La frase "el hombre está condenado a ser libre" funciona como la conclusión definitiva del argumento expuesto por el filósofo francés Jean-Paul Sartre en su emblemática obra El existencialismo es un humanismo (L'existentialisme est un humanisme). Esta declaración, que constituye el corazón de su pensamiento, apareció por primera vez en su famosa conferencia de 1945. Aunque a simple vista pueda sonar estética o poética, se trata de una sentencia filosófica muy estricta, rigurosa y, fundamentalmente, pesada.
Para entender su verdadero alcance sin rodeos teológicos ni tecnicismos académicos complejos, resulta indispensable desglosarla a partir de su concepto matriz y sus dos variables: la libertad y la condena.
El contexto fundamental: "La existencia precede a la esencia"
Antes de la irrupción de Sartre, la inmensa mayoría de los filósofos y las religiones tradicionales sostenían que el ser humano poseía una "esencia" previa a su nacimiento. Es decir, se creía que las personas venían al mundo con un propósito predeterminado, una naturaleza humana fija o bajo los hilos de un plan divino.
Sartre rompe por completo con este paradigma al afirmar que Dios no existe y que, por lo tanto, no hay ningún artesano divino que nos haya diseñado con un fin específico. El orden se invierte de manera radical: primero nacés, aparecés en el mundo, existís.

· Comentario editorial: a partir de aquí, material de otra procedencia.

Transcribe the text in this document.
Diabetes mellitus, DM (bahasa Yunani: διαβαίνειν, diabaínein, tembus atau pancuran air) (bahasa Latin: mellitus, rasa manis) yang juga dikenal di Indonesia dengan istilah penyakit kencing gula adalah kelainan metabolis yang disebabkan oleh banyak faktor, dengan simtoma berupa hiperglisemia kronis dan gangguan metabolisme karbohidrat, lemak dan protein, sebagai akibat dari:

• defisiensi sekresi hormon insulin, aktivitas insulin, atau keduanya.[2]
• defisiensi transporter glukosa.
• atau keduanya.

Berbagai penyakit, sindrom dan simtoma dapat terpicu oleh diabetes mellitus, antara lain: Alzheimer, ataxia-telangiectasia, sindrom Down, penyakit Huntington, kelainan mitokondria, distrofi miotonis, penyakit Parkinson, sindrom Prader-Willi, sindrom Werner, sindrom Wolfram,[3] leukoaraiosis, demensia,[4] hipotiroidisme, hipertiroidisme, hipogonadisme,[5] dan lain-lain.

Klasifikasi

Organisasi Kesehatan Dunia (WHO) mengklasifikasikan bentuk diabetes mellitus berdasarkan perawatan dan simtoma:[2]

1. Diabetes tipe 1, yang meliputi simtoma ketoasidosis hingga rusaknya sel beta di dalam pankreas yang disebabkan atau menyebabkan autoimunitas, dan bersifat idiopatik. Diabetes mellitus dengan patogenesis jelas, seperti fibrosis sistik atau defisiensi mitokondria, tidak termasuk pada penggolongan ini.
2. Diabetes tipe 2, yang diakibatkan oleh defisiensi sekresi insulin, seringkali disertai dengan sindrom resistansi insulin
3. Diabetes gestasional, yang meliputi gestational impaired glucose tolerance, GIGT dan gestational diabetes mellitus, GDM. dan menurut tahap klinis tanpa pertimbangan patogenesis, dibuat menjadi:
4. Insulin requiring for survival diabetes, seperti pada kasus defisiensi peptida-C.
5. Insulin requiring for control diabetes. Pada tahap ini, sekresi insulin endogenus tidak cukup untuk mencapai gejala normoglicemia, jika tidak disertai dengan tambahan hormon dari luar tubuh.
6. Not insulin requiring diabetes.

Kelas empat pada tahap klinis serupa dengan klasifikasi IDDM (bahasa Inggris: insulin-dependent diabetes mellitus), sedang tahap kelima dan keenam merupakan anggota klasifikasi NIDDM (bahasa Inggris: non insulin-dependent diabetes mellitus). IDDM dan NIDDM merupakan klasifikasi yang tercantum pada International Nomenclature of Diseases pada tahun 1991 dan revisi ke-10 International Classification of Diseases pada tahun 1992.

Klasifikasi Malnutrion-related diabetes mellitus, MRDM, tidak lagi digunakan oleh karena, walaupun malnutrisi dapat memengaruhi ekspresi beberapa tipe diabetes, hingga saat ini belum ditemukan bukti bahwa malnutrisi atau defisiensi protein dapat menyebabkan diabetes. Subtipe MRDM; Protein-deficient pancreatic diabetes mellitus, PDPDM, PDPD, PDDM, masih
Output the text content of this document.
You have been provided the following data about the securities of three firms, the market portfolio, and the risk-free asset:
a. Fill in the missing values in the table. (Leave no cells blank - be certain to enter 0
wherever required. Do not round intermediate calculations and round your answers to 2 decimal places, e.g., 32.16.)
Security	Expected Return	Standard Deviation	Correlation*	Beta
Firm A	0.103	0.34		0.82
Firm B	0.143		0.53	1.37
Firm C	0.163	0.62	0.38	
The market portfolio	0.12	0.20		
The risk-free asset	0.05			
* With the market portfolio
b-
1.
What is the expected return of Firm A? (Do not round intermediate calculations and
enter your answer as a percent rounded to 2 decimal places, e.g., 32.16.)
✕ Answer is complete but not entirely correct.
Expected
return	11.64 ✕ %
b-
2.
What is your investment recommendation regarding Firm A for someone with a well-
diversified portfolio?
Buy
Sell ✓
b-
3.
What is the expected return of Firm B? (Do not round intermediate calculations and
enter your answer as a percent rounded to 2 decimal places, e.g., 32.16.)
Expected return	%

Recién después, a través de tus decisiones y tus acciones cotidianas, te definís a vos mismo y vas creando tu propia esencia. Como no existe un manual superior sobre cómo ser humano, se acaban las excusas: estás completamente suelto.
¿Por qué estamos "libres"?
Para el pensamiento existencialista, la libertad no se presenta como una opción optativa, una herramienta o un derecho civil que uno pueda elegir ejercer o dejar de lado; la libertad es, lisa y llanamente, lo que somos.
Incluso en los momentos en que decidimos no elegir, ya estamos tomando la decisión consciente de no elegir. Es imposible escapar a la toma de decisiones. Bajo esta premisa, se anula la posibilidad de culpar al destino, a la genética, al pasado o a las circunstancias externas por lo que hacemos con nuestra vida hoy. Siempre existe un margen de elección, por más pequeño o condicionado que parezca.
¿Por qué es una "condena"?
Es aquí donde la filosofía de Sartre adquiere su tinte más oscuro y desafiante. La libertad no es entendida como una fiesta, un beneficio o una bendición, sino como una carga masiva que se sostiene sobre tres razones fundamentales:
- Responsabilidad absoluta: Al ser totalmente libre de elegir cada paso, sos el único responsable de las consecuencias de tus actos. Si fracasás, si sos infeliz o si tomás una mala decisión, la culpa es tuya. Ya no hay un "plan de Dios" en el cual refugiarse para aliviar el peso del error.
- La angustia: Sartre explica que al elegir, no solo estás decidiendo por vos mismo, sino que estás proponiendo con tu acción lo que creés que todo hombre debería hacer en tu lugar. Esa inmensa falta de certezas, sumada a la ausencia de guías morales externas, provoca lo que el filósofo denomina angustia existencial.
- No elegiste ser libre: El ser humano se encuentra arrojado al mundo. Nadie pidió nacer, pero una vez que estás acá, estás obligado por la fuerza de la existencia a llevar el peso completo de tu propia vida sobre tus hombros.
El peso de la historia: París y el colapso del viejo mundo
Para dimensionar el verdadero impacto de estas palabras, es fundamental situar el reloj histórico. Sartre pronunció este discurso el 29 de octubre de 1945 en el Club Maintenant de París, y fue publicado en formato de libro al año siguiente, en 1946.
La conferencia ocurrió apenas unos meses después de que terminara la Segunda Guerra Mundial. Sartre le estaba hablando de frente a un público francés que venía de padecer en carne propia los traumas de la ocupación nazi y el horror de la guerra.
En ese preciso momento de reconstrucción, la sociedad buscaba respuestas urgentes sobre la responsabilidad individual, los alcances de la colaboración con el enemigo y el significado real de actuar con moralidad cuando las estructuras antiguas —la religión, el Estado, la tradición— se habían derrumbado por completo.
Sartre utilizó la noción de la "condena a la libertad" para sacudir el tablero de su audiencia: les advirtió de forma directa que no podían esconderse detrás de las órdenes de un superior ni apelar al destino. Eran, y habían sido siempre, los únicos dueños y responsables de sus propias elecciones.